California’s new top-two primary differs from its nonpartisan elections in one significant respect.
In campaigns for city and county offices, as well as for state superintendent of public instruction, a candidate can win outright in the primary by garnering a majority of the votes. That isn’t the case with the top-two system that gets its first test in the June 5 primary.
The top two finishers in primaries for the U.S. Senate, the House of Representatives and the state Legislature will advance to the general election, regardless of their party affiliation and regardless of the margin of victory.
Of those contests, the most lop-sided almost certainly will be the one for the U.S. Senate. It’s also the most crowed race, at least on local voters’ ballots, with Democrat Dianne Feinstein and 23 other candidates, all of whom can charitably be described as unknowns and long-shots.
In one recent poll, Feinstein was backed by more than 50 percent of voters while the two next highest — businessman Dan Hughes and nonprofit executive Elizabeth Emken — had 2 percent apiece.

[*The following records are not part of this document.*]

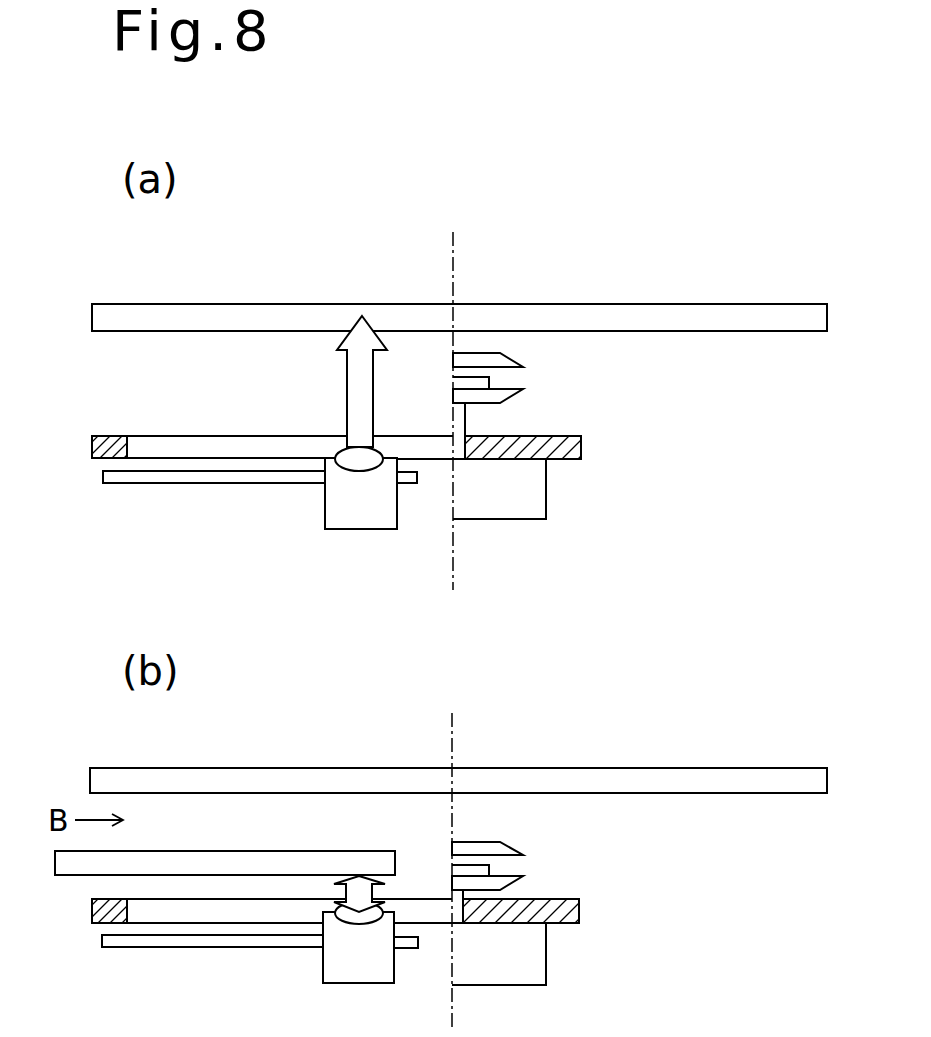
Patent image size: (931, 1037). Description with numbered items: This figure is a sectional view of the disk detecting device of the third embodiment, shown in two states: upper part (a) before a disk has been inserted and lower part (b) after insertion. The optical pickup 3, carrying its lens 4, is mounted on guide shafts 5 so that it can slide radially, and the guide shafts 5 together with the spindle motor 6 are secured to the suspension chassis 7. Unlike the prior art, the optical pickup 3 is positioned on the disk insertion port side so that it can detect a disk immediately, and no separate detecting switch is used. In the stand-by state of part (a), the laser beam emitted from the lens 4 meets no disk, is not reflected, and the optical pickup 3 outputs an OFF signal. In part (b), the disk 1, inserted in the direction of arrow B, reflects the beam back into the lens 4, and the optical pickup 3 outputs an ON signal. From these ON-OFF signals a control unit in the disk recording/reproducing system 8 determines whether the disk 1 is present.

The disk 1 is at (175, 851).
The optical pickup 3 is at (325, 497).
The lens 4 is at (353, 455).
The guide shafts 5 is at (205, 483).
The spindle motor 6 is at (512, 493).
The suspension chassis 7 is at (581, 448).
The disk recording/reproducing system 8 is at (468, 315).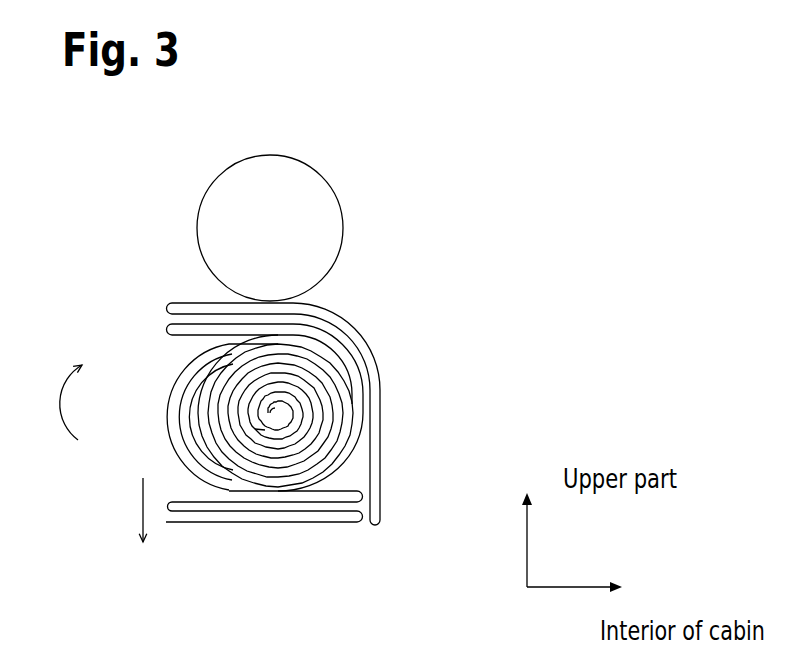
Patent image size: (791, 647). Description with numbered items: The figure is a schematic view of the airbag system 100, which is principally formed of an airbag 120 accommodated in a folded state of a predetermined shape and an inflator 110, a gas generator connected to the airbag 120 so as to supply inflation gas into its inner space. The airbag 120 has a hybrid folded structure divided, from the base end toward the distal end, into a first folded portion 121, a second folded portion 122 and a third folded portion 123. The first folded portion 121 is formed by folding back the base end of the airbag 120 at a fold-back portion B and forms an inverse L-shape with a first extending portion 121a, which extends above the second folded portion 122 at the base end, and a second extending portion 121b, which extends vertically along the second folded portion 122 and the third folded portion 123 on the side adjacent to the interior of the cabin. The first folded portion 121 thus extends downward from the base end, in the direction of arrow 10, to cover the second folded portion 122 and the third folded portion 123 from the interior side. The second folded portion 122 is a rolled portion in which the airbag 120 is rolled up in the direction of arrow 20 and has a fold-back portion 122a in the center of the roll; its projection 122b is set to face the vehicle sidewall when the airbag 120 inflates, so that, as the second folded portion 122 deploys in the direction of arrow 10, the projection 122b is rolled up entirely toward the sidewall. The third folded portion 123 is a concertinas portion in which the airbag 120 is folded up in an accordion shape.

Feinstein was elected to the Senate in 1992, and she has been re-elected three times. If she ever was going to be vulnerable to a challenge, it was this year, when she turns 79, voters disgust with Congress is high, and about $4.5 million was embezzled from her campaign treasury. Yet, in a reprise of the 2006 election, the GOP failed to recruit a top-tier challenger. That’s a stark contrast to 2010, when ex-Hewlett-Packard CEO Carly Fiorina was defeated by Sen. Barbara Boxer.
All things considered, it’s not so surprising that Feinstein seems to have an easy path to re-election. During her two decades in Washington, the former San Francisco mayor has cultivated support across the political spectrum.
Her legislative portfolio includes securing a federal ban on assault weapons after the 101 California Street massacre in 1993 (though congressional Republicans allowed it to expire 10 years later). She has worked closely with growers and environmentalists on water and energy issues, introduced legislation to crack down on predatory lawsuits, and she’s the first Californian to chair the Senate Intelligence Committee.